Paenibacillus macerans

Scientific classification
- Domain: Bacteria
- Kingdom: Bacillati
- Phylum: Bacillota
- Class: Bacilli
- Order: Caryophanales
- Family: Paenibacillaceae
- Genus: Paenibacillus
- Species: P. macerans
- Binomial name: Paenibacillus macerans (Schardinger 1905) Ash et al. 1994
- Synonyms: Bacillus macerans Schardinger 1905 Aerobacillus macerans Donker 1926 Zymobacillus macerans Kluyver and van Niel 1936 Bactrillum macerans Pribram 1933 Bacillus acetoethylicum Northrop et al. 1919 Bacillus betanigrificans Cameron et al. 1936 Bacillus soli Alerie and Gray 1947 Aerobacillus schuylkilliensis Eisenberg 1942 Bacillus vagans Alarie and Gray 1947

= Paenibacillus macerans =

- Genus: Paenibacillus
- Species: macerans
- Authority: (Schardinger 1905) Ash et al. 1994
- Synonyms: Bacillus macerans , Schardinger 1905 Aerobacillus macerans , Donker 1926 , Zymobacillus macerans , Kluyver and van Niel 1936 , Bactrillum macerans , Pribram 1933 , Bacillus acetoethylicum , Northrop et al. 1919 , Bacillus betanigrificans , Cameron et al. 1936 , Bacillus soli , Alerie and Gray 1947 , Aerobacillus schuylkilliensis , Eisenberg 1942 , Bacillus vagans , Alarie and Gray 1947

Species of bacterium

Paenibacillus macerans is a diazotroph bacterium found in soil and plants capable of nitrogen fixation and fermentation. This bacteria was originally discovered in 1905 by an Austrian biologist named Schardinger and thought to be a bacillus.

==Characteristics==
Paenibacillus macerans is a part of the family Paenibacillaceae which are facultative anaerobes. It is gram-variable, being gram-positive
or gram-negative rods.
Does not have a capsule and has peritrichous flagella for movement. It does form ellipsoidal, terminal, or subterminal spores
which may last in the soil for many years.

==Growth conditions==
Paenibacillus. macerans can be grown in the lab on a nutrient agar with a slightly acidic pH around 5. Optimal growth temperature is 30 °C. No growth in 5% NaCl.

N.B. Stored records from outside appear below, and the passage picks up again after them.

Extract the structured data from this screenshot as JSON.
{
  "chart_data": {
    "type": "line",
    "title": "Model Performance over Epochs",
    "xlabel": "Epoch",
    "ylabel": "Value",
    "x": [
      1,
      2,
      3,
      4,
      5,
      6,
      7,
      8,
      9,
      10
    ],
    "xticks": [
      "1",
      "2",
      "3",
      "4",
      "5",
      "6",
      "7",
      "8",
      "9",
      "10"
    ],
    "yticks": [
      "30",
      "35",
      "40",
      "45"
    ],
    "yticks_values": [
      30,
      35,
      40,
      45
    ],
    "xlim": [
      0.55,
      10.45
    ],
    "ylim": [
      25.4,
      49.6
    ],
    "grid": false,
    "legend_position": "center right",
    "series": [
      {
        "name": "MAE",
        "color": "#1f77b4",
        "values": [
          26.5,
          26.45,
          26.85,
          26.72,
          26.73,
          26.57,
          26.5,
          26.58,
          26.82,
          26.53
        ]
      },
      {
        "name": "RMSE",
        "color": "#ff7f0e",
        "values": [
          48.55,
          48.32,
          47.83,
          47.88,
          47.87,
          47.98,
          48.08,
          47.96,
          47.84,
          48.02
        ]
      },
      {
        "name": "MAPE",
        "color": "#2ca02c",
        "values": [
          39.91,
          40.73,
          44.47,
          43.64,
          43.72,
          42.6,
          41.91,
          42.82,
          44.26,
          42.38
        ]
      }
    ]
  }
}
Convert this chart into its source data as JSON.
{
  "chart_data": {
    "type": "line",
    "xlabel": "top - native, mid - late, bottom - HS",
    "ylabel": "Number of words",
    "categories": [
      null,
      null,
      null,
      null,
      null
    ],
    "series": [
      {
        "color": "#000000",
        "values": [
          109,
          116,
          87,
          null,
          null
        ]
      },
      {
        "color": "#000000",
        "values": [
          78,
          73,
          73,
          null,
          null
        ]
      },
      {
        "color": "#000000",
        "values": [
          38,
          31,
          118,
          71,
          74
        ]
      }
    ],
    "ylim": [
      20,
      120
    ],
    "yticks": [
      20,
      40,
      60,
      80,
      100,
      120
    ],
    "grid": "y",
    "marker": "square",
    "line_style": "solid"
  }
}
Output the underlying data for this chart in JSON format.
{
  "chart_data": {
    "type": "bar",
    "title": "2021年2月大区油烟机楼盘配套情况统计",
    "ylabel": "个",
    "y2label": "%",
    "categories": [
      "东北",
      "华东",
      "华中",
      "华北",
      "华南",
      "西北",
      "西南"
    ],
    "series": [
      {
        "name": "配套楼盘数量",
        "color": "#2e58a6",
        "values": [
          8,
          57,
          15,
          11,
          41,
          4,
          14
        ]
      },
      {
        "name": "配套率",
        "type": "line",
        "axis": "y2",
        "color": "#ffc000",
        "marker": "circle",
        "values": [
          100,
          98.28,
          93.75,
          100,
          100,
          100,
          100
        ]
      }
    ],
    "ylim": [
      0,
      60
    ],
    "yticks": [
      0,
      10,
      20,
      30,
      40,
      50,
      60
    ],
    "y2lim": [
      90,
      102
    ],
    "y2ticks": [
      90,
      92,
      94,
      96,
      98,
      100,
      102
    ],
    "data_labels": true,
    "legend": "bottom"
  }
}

==Metabolic capabilities==
Paenibacillus. macerans has been shown to have some of the broadest metabolic capabilities of any of the genus Paenibacillus. It is able to ferment hexoses, deoxyhexoses, pentoses, cellulose, hemicellulose and glycerol under anaerobic conditions.
The high fermentation rates of glycerol makes this an important organism in the study of fuel and chemical production. P. macerans also produces a significant amount of histamines which may cause allergies in some individuals if ingested. This bacterium is a facultative anaerobe capable of nitrogen fixation so in the absence of oxygen it is able to convert nitrogen gas to ammonia which is more easily used by plants.

==Ecology==
Paenibacillus macerans is usually found in soil and plant materials but has also been identified in blood cultures of infants with infection. The bacterium is not normally pathogenic in humans but could cause allergies as a result of its histamine producing properties.